Wells in the area, once a vital source of fresh water in the vast desert of Najran, date back more than 3,000 years and contain fresh water to this day.
“We are thrilled to have this exceptional ancient site recognized by UNESCO as a world heritage site. The area has outstanding universal value, providing us with many lessons about the evolution of human culture and life in ancient times,” said Dr. Jasir Al-Herbish, chief executive of the Heritage Commission.
“We are working to preserve the area and conduct research to further understand the rock inscriptions, and are looking forward to welcoming more local and international visitors to come and see this historic cultural site for themselves.”
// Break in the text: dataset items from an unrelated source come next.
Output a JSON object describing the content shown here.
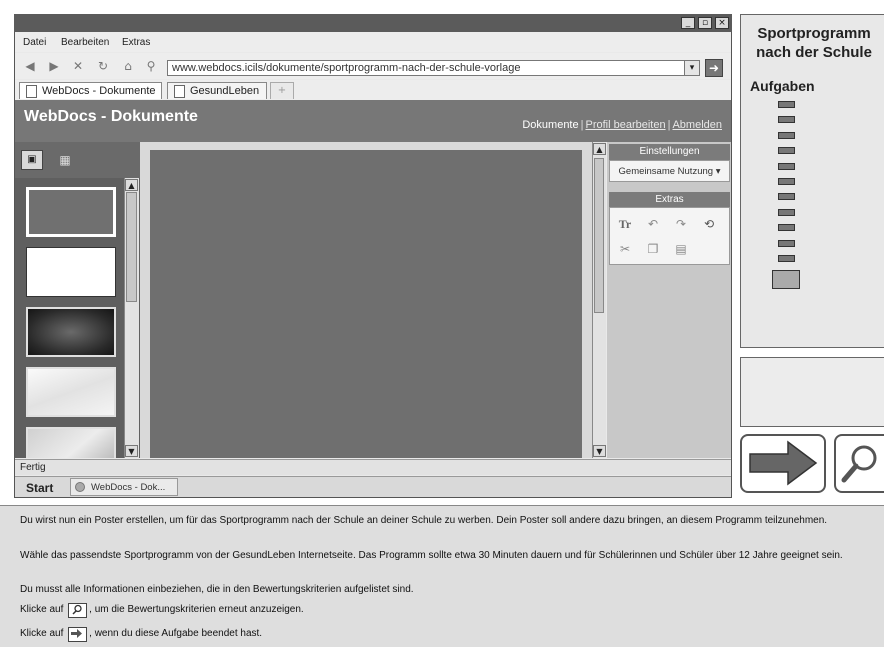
{
  "browser": {
    "window_controls": {
      "minimize": "_",
      "maximize": "▫",
      "close": "×"
    },
    "menu": [
      "Datei",
      "Bearbeiten",
      "Extras"
    ],
    "address": "www.webdocs.icils/dokumente/sportprogramm-nach-der-schule-vorlage",
    "tabs": [
      {
        "label": "WebDocs - Dokumente"
      },
      {
        "label": "GesundLeben"
      }
    ],
    "new_tab": "+",
    "status": "Fertig"
  },
  "app": {
    "title": "WebDocs - Dokumente",
    "links": {
      "documents": "Dokumente",
      "edit_profile": "Profil bearbeiten",
      "logout": "Abmelden",
      "sep": "|"
    },
    "settings": {
      "heading": "Einstellungen",
      "sharing": "Gemeinsame Nutzung ▾"
    },
    "extras": {
      "heading": "Extras"
    }
  },
  "taskbar": {
    "start": "Start",
    "item": "WebDocs - Dok..."
  },
  "task_panel": {
    "title": "Sportprogramm nach der Schule",
    "tasks_label": "Aufgaben",
    "task_count": 12,
    "current_task": 13
  },
  "instructions": {
    "p1": "Du wirst nun ein Poster erstellen, um für das Sportprogramm nach der Schule an deiner Schule zu werben. Dein Poster soll andere dazu bringen, an diesem Programm teilzunehmen.",
    "p2": "Wähle das passendste Sportprogramm von der GesundLeben Internetseite. Das Programm sollte etwa 30 Minuten dauern und für Schülerinnen und Schüler über 12 Jahre geeignet sein.",
    "p3": "Du musst alle Informationen einbeziehen, die in den Bewertungskriterien aufgelistet sind.",
    "p4_pre": "Klicke auf",
    "p4_post": ", um die Bewertungskriterien erneut anzuzeigen.",
    "p5_pre": "Klicke auf",
    "p5_post": ", wenn du diese Aufgabe beendet hast."
  }
}
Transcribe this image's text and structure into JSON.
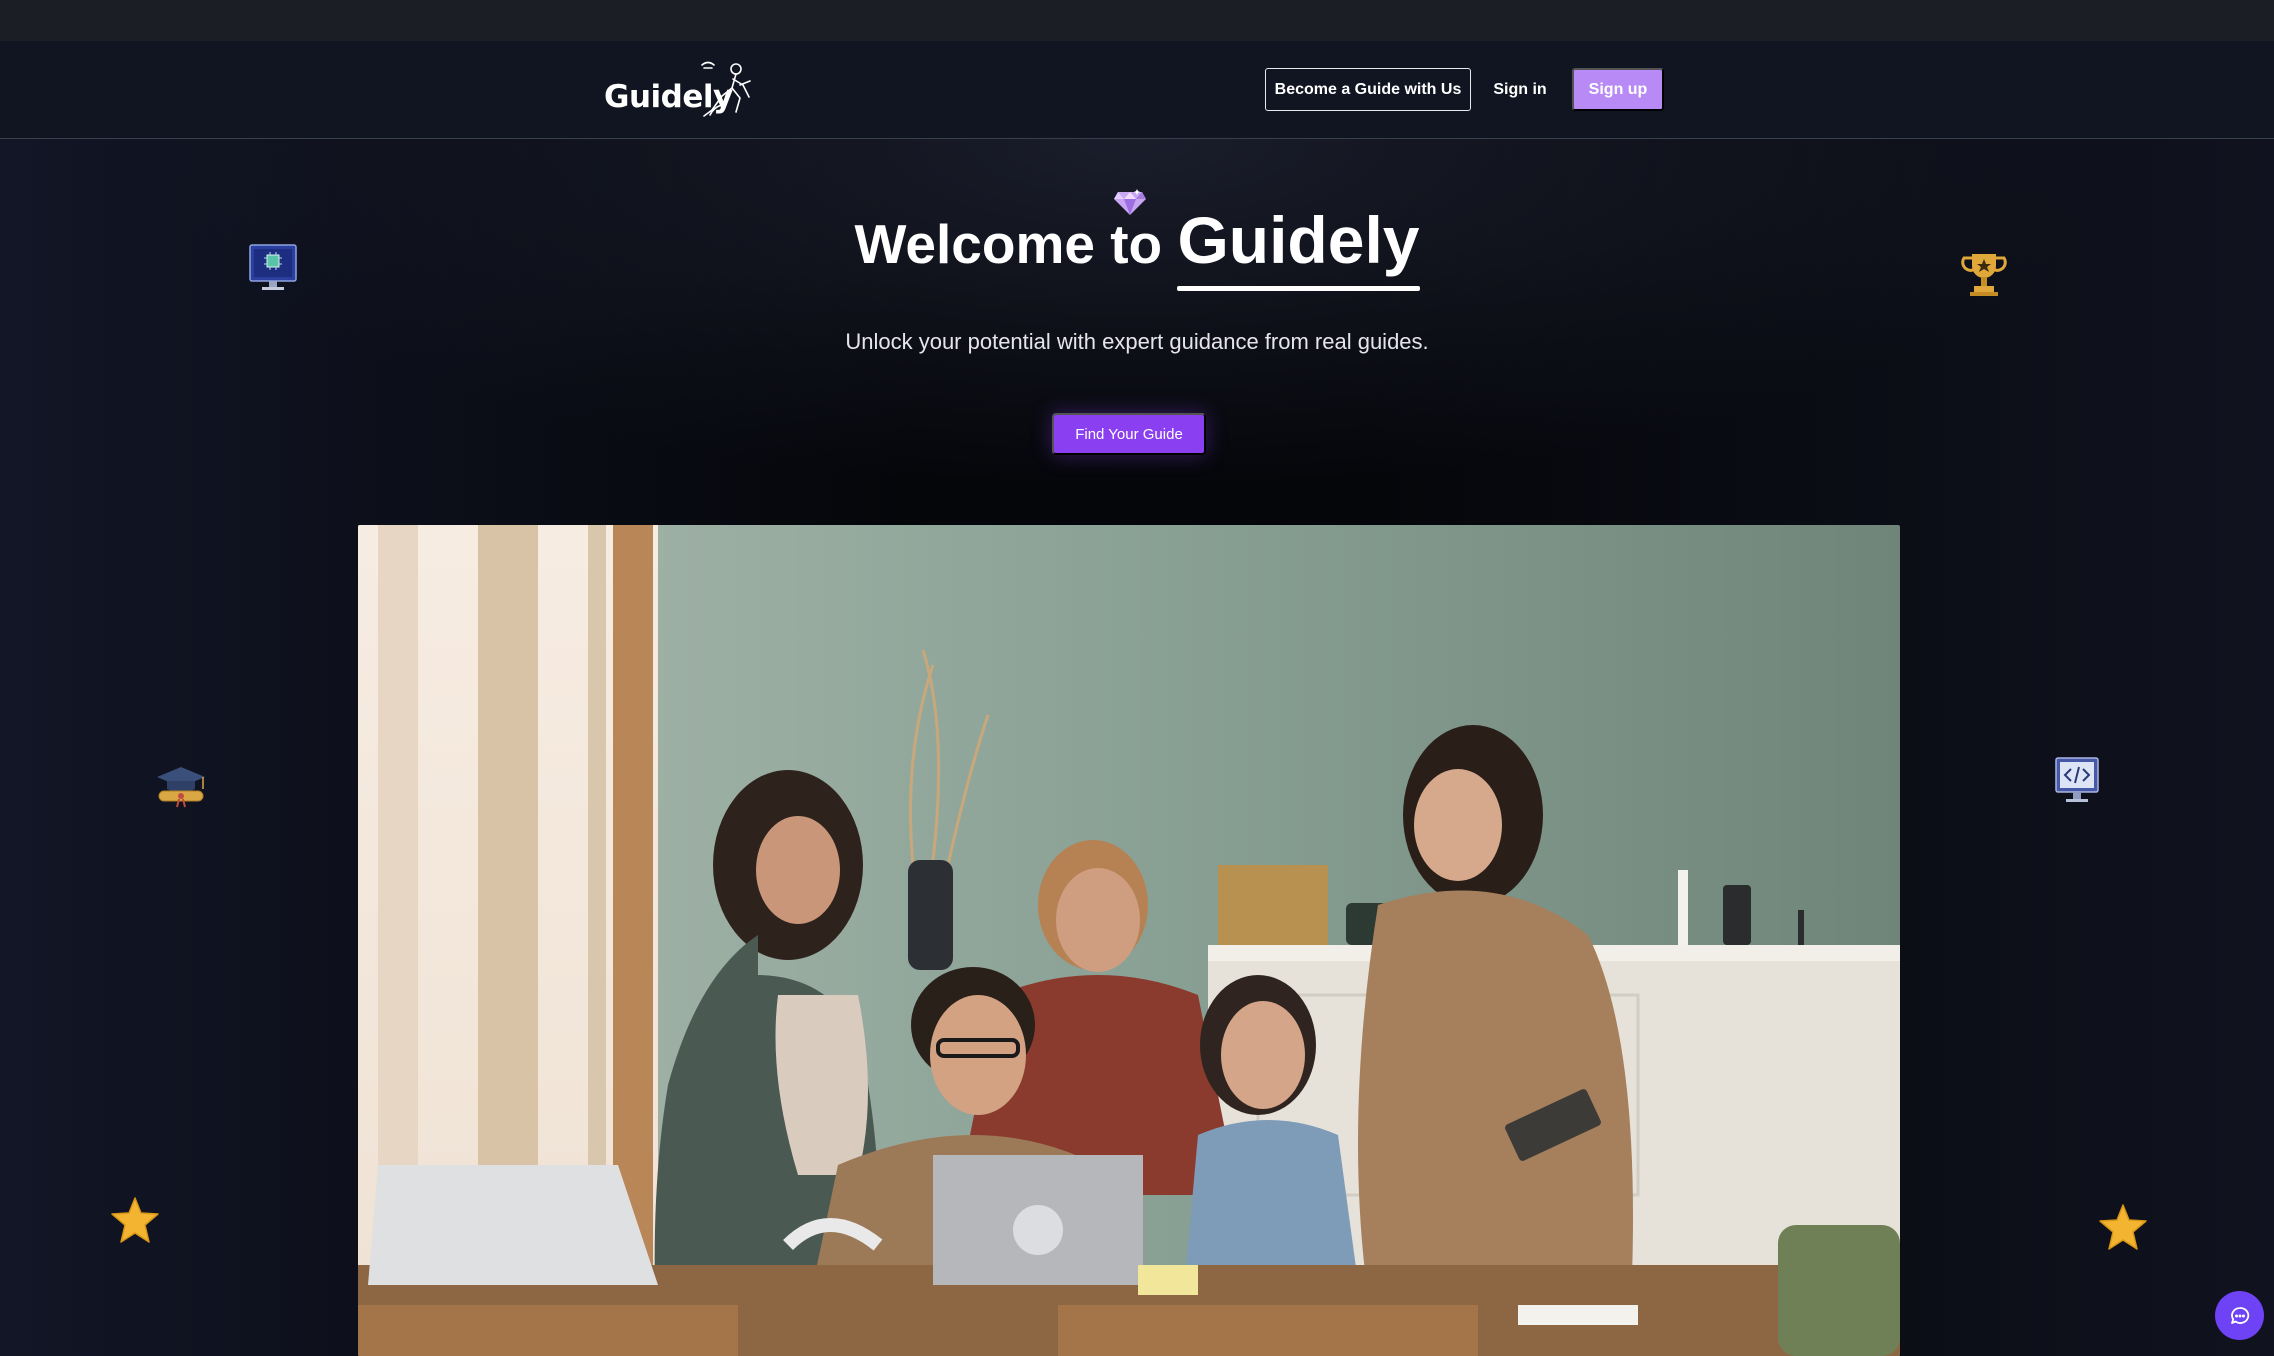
{
  "app": {
    "brand_name": "Guidely",
    "accent_color": "#8a3ff0",
    "signup_color": "#b78af5",
    "chat_color": "#6e42f5"
  },
  "navbar": {
    "logo_text": "Guidely",
    "become_guide_label": "Become a Guide with Us",
    "signin_label": "Sign in",
    "signup_label": "Sign up"
  },
  "hero": {
    "title_prefix": "Welcome to ",
    "title_brand": "Guidely",
    "subtitle": "Unlock your potential with expert guidance from real guides.",
    "cta_label": "Find Your Guide"
  },
  "decorations": {
    "icons": [
      "diamond-icon",
      "computer-chip-icon",
      "trophy-icon",
      "graduation-cap-icon",
      "code-monitor-icon",
      "star-icon",
      "star-icon"
    ]
  },
  "chat": {
    "icon": "chat-bubble-icon"
  }
}
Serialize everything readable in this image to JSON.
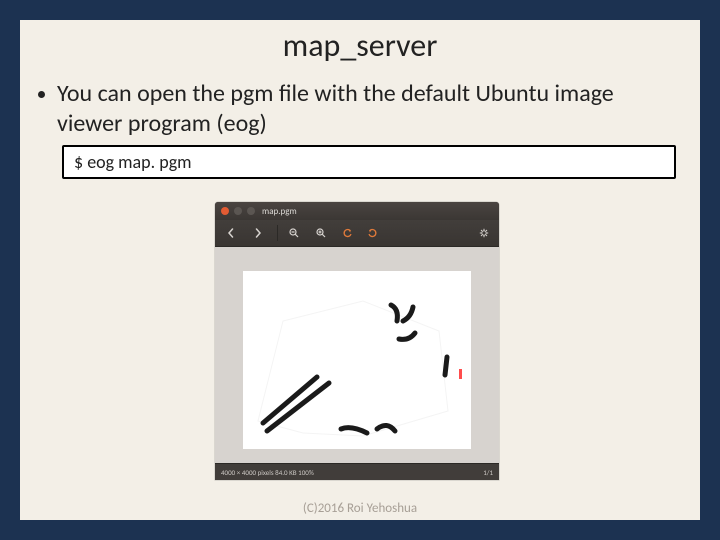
{
  "title": "map_server",
  "bullet_text": "You can open the pgm file with the default Ubuntu image viewer program (eog)",
  "command": "$ eog map. pgm",
  "eog": {
    "title": "map.pgm",
    "toolbar": {
      "prev": "",
      "next": "",
      "zoom_out": "",
      "zoom_in": ""
    },
    "status_left": "4000 × 4000 pixels  84.0 KB  100%",
    "status_right": "1/1"
  },
  "footer": "(C)2016 Roi Yehoshua"
}
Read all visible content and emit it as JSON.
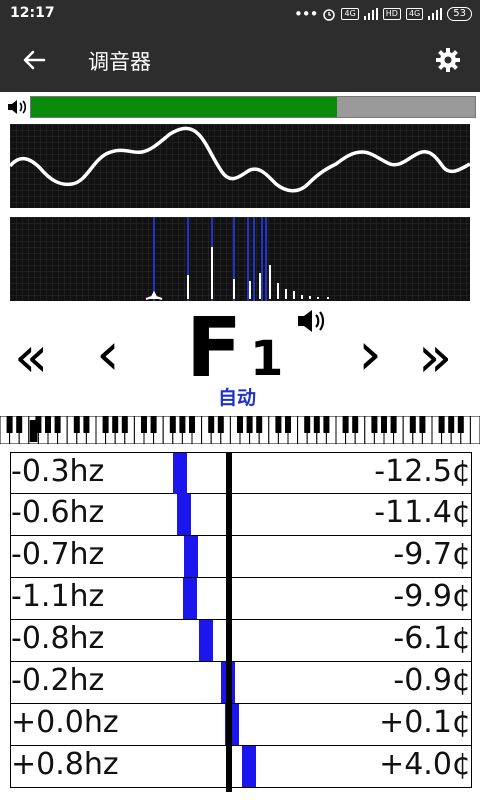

Hima joins Madain Saleh, Tarif in Diriyah, historic Jeddah, the rock art in Hail, and Al-Ahsa oasis on the UNESCO list.
The preservation and protection of the Kingdom's cultural and natural heritage is a key part of the Kingdom's 2030 Vision.
Overseen by the Heritage Commission, a raft of new discoveries has cemented the country’s reputation as a go-to destination for archeologists, historians and scientists looking to understand human history across the region.
Last year, the Commission announced one of the Kingdom's most ground-breaking discoveries – ancient human and animal footprints, dating back more than 120,000 years, in Tabuk, marking the first evidence of human life on the Arabian Peninsula.
The Kingdom has also taken serious measures toward protecting national and international heritage. In 2019, the Ministry of Culture signed a Memorandum of Understating with UNESCO to contribute $25 million to the organization’s strategy for the preservation of heritage worldwide.